According to another Brant Laker, who arrived at the camp in the early 1980s and had the same counselor, “He would always come over to all of us and rub our backs at night…. He definitely laid on the bed with some kids. I think he was trying to soothe us. It almost pains me to hear an allegation, because everyone liked him. He was different from any other counselor. He wasn’t young and athletic.”

He begged his parents not to send him back to Brant Lake, though he didn’t say why, and his parents re-enrolled him.

In the 1980s, when the alum was a teenager, he was finally able to articulate to his parents the sexual abuse that he says he suffered at Brant Lake Camp. In response, he says, his father wrote a letter detailing his abuse to Richie Gersten’s father, Bobby, then the camp’s executive director. According to the alum, Bobby Gersten wrote back “a five- or six-page letter in scribble script,” saying that he didn’t believe the allegation, that the counselor in question was great at his job, and that he wasn’t going to fire him. The only concession Bobby Gersten made, says the alum, was that this counselor would no longer be a bunk counselor, although he was still permitted to do camp overnights. The alum’s family no longer has Gersten’s letter, and this was before camp directors were added into Section 413 of the New York Social Services Law as “mandated reporters” of “suspected incidents of child abuse or maltreatment.”

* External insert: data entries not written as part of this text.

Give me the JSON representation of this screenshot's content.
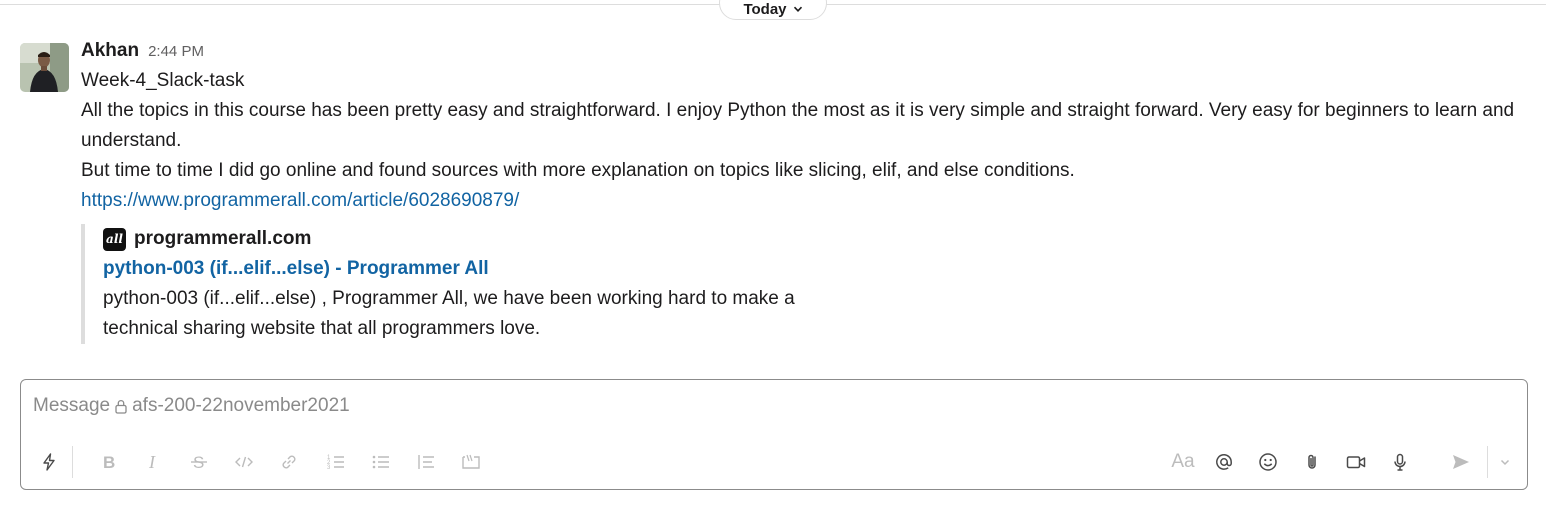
{
  "day_divider": {
    "label": "Today"
  },
  "message": {
    "author": "Akhan",
    "time": "2:44 PM",
    "lines": [
      "Week-4_Slack-task",
      "All the topics in this course has been pretty easy and straightforward. I enjoy Python the most as it is very simple and straight forward. Very easy for beginners to learn and understand.",
      "But time to time I did go online and found sources with more explanation on topics like slicing, elif, and else conditions."
    ],
    "link": "https://www.programmerall.com/article/6028690879/"
  },
  "unfurl": {
    "site_icon_text": "all",
    "site": "programmerall.com",
    "title": "python-003  (if...elif...else)   - Programmer All",
    "description_lines": [
      "python-003  (if...elif...else)  , Programmer All, we have been working hard to make a",
      "technical sharing website that all programmers love."
    ]
  },
  "composer": {
    "placeholder_prefix": "Message",
    "channel": "afs-200-22november2021",
    "format_label": "Aa"
  },
  "icons": {
    "lock": "lock-icon",
    "shortcuts": "lightning-icon",
    "bold": "bold-icon",
    "italic": "italic-icon",
    "strike": "strikethrough-icon",
    "code": "code-icon",
    "link": "link-icon",
    "ordered_list": "ordered-list-icon",
    "bullet_list": "bullet-list-icon",
    "blockquote": "blockquote-icon",
    "code_block": "code-block-icon",
    "mention": "at-icon",
    "emoji": "emoji-icon",
    "attach": "paperclip-icon",
    "video": "video-icon",
    "audio": "microphone-icon",
    "send": "send-icon",
    "send_options": "chevron-down-icon"
  },
  "colors": {
    "link": "#1264a3",
    "text": "#1d1c1d",
    "muted": "#616061"
  }
}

Bobby Gersten and the alum’s father are now both deceased, and, despite extensive efforts, the counselor could not be located.

The alum’s mother, who is now in her 80s, said she does not remember her husband sending the letter that her son describes.

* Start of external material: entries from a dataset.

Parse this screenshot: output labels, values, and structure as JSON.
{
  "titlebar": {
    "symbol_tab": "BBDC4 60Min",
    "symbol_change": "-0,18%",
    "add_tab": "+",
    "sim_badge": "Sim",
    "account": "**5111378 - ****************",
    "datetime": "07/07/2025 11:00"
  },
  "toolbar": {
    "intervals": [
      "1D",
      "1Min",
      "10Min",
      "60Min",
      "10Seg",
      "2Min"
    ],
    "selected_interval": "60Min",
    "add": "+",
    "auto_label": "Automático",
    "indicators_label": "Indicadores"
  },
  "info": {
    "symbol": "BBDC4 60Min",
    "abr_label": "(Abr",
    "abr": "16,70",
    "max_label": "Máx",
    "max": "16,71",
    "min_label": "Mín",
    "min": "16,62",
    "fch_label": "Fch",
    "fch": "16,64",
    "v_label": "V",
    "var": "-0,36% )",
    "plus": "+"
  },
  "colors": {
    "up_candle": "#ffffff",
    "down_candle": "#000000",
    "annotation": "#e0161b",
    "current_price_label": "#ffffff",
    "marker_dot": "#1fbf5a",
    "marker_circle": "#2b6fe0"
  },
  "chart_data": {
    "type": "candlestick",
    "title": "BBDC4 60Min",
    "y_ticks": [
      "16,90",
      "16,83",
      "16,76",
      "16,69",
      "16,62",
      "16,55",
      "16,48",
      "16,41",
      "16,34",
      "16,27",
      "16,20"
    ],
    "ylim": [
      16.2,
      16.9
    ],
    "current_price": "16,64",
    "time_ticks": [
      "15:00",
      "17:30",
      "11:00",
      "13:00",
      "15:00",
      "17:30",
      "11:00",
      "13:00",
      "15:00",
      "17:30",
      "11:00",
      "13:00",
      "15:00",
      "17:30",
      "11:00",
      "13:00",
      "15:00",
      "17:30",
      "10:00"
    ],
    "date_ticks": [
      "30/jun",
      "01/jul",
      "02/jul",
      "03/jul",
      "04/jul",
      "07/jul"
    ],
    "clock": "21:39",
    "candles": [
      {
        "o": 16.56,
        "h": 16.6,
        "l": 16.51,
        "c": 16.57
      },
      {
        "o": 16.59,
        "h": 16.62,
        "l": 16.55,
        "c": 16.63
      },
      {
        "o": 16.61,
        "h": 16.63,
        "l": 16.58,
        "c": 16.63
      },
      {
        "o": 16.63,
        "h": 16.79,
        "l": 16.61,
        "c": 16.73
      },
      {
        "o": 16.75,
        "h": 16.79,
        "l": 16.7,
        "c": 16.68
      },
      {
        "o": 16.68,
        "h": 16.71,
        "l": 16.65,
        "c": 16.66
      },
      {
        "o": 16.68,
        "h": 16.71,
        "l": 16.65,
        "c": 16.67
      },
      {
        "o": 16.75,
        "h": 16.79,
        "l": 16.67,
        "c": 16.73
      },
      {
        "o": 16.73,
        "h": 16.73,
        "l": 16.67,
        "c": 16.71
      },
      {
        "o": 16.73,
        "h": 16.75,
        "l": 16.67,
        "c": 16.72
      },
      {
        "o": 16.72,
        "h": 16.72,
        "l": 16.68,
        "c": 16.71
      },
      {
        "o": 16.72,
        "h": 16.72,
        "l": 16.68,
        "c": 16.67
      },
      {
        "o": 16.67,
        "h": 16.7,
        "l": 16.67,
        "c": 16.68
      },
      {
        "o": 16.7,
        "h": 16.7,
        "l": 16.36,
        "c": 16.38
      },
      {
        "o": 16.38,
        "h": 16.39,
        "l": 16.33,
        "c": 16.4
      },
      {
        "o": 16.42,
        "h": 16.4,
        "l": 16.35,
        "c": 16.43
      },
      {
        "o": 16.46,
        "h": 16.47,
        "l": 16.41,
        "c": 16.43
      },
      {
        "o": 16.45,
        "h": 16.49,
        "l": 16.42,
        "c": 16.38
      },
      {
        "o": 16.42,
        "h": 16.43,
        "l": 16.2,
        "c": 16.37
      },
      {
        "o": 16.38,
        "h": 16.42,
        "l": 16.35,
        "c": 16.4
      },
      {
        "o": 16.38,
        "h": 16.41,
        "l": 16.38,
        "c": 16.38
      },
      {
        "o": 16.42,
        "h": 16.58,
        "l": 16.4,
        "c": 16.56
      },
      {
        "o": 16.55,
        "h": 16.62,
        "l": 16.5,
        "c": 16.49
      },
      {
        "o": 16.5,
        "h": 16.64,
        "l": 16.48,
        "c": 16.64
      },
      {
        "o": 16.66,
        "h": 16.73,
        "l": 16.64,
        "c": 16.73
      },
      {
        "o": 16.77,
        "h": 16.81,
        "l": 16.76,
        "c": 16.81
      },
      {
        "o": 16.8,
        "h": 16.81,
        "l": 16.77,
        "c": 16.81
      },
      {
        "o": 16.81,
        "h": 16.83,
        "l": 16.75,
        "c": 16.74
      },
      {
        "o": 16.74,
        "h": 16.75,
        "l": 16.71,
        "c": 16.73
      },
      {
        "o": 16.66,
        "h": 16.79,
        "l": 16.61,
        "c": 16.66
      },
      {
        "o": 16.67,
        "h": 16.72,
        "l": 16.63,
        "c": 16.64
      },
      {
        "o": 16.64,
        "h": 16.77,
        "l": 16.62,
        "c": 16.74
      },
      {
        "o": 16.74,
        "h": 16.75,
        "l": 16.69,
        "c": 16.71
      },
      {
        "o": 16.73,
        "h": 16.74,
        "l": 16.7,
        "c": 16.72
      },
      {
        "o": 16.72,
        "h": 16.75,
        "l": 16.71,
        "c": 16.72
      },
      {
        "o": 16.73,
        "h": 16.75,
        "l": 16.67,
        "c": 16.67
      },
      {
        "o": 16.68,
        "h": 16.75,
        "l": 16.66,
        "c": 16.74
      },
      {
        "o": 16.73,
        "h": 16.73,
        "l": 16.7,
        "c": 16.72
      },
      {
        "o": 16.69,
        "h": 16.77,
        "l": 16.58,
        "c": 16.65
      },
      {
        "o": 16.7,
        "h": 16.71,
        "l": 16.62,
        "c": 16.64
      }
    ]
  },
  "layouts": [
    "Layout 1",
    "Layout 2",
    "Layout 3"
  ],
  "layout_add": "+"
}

What she does remember is sharing the details of her son’s allegation with Karen Gerstenzang Meltzer—the daughter of Brant Lake’s founder—who was then a director of the camp, at a social gathering that Meltzer and her husband, Laurence, hosted in the 1980s. According to the alum’s mother, Meltzer’s reply was very dismissive: “‘Oh, no, that couldn’t be. [That counselor’s] been with us forever and he’s wonderful and he’s loved.’ That made me feel like a fool.” These allegations were shared with the Meltzers, who did not respond.

What is very clear to the alum’s mother is the profound effect that the sexual abuse her son says he experienced at Brant Lake has had on his life. “It’s haunted him,” she tells me. “I don’t think he ever forgets it.... Maybe this other thing,” she says, referring to Stolz’s abuse of Brant Lake campers in the 2010s, “wouldn’t have happened if I got the other parents involved, and got their camp closed.”

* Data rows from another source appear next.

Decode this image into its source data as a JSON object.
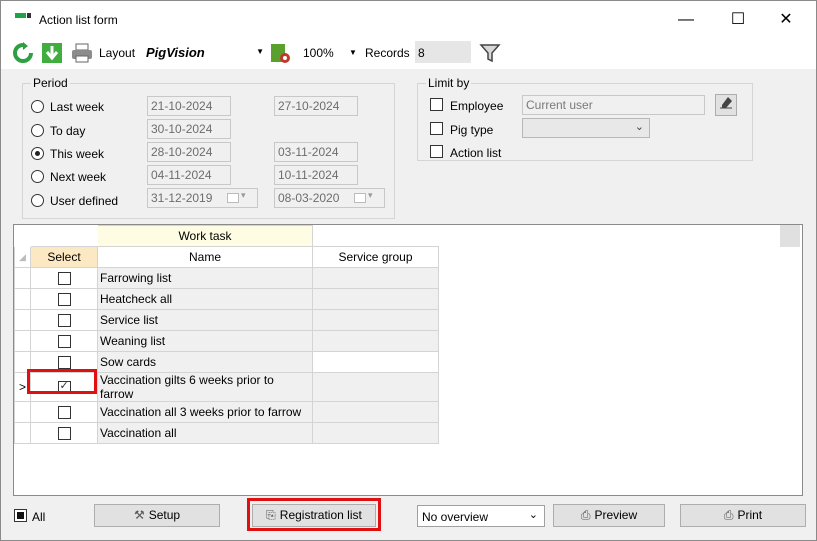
{
  "window": {
    "title": "Action list form",
    "controls": {
      "minimize": "—",
      "maximize": "☐",
      "close": "✕"
    }
  },
  "toolbar": {
    "layout_label": "Layout",
    "layout_value": "PigVision",
    "zoom_value": "100%",
    "records_label": "Records",
    "records_value": "8",
    "icons": [
      "refresh-icon",
      "download-icon",
      "printer-icon",
      "layout-settings-icon",
      "filter-icon"
    ]
  },
  "period": {
    "legend": "Period",
    "options": [
      {
        "label": "Last week",
        "from": "21-10-2024",
        "to": "27-10-2024",
        "selected": false
      },
      {
        "label": "To day",
        "from": "30-10-2024",
        "to": "",
        "selected": false
      },
      {
        "label": "This week",
        "from": "28-10-2024",
        "to": "03-11-2024",
        "selected": true
      },
      {
        "label": "Next week",
        "from": "04-11-2024",
        "to": "10-11-2024",
        "selected": false
      },
      {
        "label": "User defined",
        "from": "31-12-2019",
        "to": "08-03-2020",
        "selected": false
      }
    ]
  },
  "limit_by": {
    "legend": "Limit by",
    "employee_label": "Employee",
    "employee_placeholder": "Current user",
    "pig_type_label": "Pig type",
    "action_list_label": "Action list"
  },
  "grid": {
    "band_header": "Work task",
    "col_select": "Select",
    "col_name": "Name",
    "col_service_group": "Service group",
    "rows": [
      {
        "name": "Farrowing list",
        "checked": false,
        "current": false
      },
      {
        "name": "Heatcheck all",
        "checked": false,
        "current": false
      },
      {
        "name": "Service list",
        "checked": false,
        "current": false
      },
      {
        "name": "Weaning list",
        "checked": false,
        "current": false
      },
      {
        "name": "Sow cards",
        "checked": false,
        "current": false
      },
      {
        "name": "Vaccination gilts 6 weeks prior to farrow",
        "checked": true,
        "current": true
      },
      {
        "name": "Vaccination all 3 weeks prior to farrow",
        "checked": false,
        "current": false
      },
      {
        "name": "Vaccination all",
        "checked": false,
        "current": false
      }
    ],
    "current_row_marker": ">"
  },
  "bottom": {
    "all_label": "All",
    "setup_label": "Setup",
    "registration_label": "Registration list",
    "overview_value": "No overview",
    "preview_label": "Preview",
    "print_label": "Print"
  },
  "colors": {
    "highlight": "#e01010",
    "band_header": "#fefce2",
    "select_header": "#fde8c4"
  }
}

In these last several weeks, Richie Gersten, together with his two fellow Brant Lake Camp directors—his son, Max, who is a coach at the Dalton School, and Andy Berlin, who is a retired Great Neck Public Schools gym teacher—has been sending impassioned e-mails to the Brant Lake Camp community about his determination to open for a shortened session come July. “In our 104-year history, Brant Lake has been open through two World Wars, the Depression, the Polio epidemic and more,” he wrote. “We will do everything we can to continue that streak with the safety and care of your children being, as always, of paramount importance.... We cherish our relationship with you and your boys and are humbled by the trust you place in us. We will not violate that trust.”